Cryptosporidium is the second leading cause of death due to diarrhoeal disease worldwide, particularly among infants, young children, and the immunocompromised. Despite its global importance, its prevalence and transmission remain high due to a lack of treatment options and limited tools to accurately track transmission and identify infection sources in a local context.

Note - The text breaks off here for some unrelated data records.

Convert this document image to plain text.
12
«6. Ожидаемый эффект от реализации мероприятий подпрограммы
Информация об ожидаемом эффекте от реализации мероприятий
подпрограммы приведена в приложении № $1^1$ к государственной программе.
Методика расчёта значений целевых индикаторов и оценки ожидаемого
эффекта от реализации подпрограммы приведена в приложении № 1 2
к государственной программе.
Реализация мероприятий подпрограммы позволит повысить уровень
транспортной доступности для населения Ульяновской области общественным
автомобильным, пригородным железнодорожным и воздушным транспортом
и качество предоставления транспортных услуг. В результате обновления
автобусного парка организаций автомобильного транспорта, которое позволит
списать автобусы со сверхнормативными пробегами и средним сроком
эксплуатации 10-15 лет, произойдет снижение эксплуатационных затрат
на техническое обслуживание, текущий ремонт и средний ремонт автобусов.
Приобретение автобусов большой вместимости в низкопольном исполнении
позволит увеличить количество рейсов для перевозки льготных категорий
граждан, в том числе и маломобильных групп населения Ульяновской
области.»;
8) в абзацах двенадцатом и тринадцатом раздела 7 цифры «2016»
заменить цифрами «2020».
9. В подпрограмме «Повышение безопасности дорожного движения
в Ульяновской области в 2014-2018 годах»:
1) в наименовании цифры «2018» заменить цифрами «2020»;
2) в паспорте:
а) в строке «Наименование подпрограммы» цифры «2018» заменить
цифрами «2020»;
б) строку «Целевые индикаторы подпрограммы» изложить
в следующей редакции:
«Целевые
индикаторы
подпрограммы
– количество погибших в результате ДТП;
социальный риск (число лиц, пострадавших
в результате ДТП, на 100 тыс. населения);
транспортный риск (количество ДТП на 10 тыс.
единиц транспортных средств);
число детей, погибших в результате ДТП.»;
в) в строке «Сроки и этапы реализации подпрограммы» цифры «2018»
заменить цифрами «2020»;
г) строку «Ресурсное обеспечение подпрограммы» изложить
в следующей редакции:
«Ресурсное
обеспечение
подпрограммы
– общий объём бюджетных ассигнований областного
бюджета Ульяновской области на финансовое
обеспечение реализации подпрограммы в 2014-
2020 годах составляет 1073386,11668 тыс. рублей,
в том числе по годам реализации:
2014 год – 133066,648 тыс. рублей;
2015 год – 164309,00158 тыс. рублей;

Human cryptosporidiosis is caused by two major species, C. hominis and C. parvum. Current studies of the molecular epidemiology, species sub-structuring and transmission dynamics of these species are largely limited to single locus genotyping, or use of a small number of marker genes/loci. There is no standardized approach for the application of these markers for population genetic studies of Cryptosporidium. Further, they have not been shown to accurately resolving population structure or reflect the underlying genetic relationships within and among populations.
The draft C. parvum and C. hominis genome were published in 2002 and 2004 respectively. However, resequencing of non-reference field isolates has only recently been undertaken and are largely limited to one study in Bangladesh. We have compiled and undertaken comprehensive genomic variant and population structure analysis of all currently available (n ~ 45) and 28 newly sequenced C. hominis isolates (from infected individuals in Ghana, Madagascar, Gabon and Tanzania). We assess global variation of the genome, map this variation to coding regions and test the genomes for evidence of selection, clonality and ‘hotspots’ of recombination/rearrangement. Finally, we examine overall population structuring within and among these isolates using whole genome data and compare this to existing ‘population’ marker loci for the species.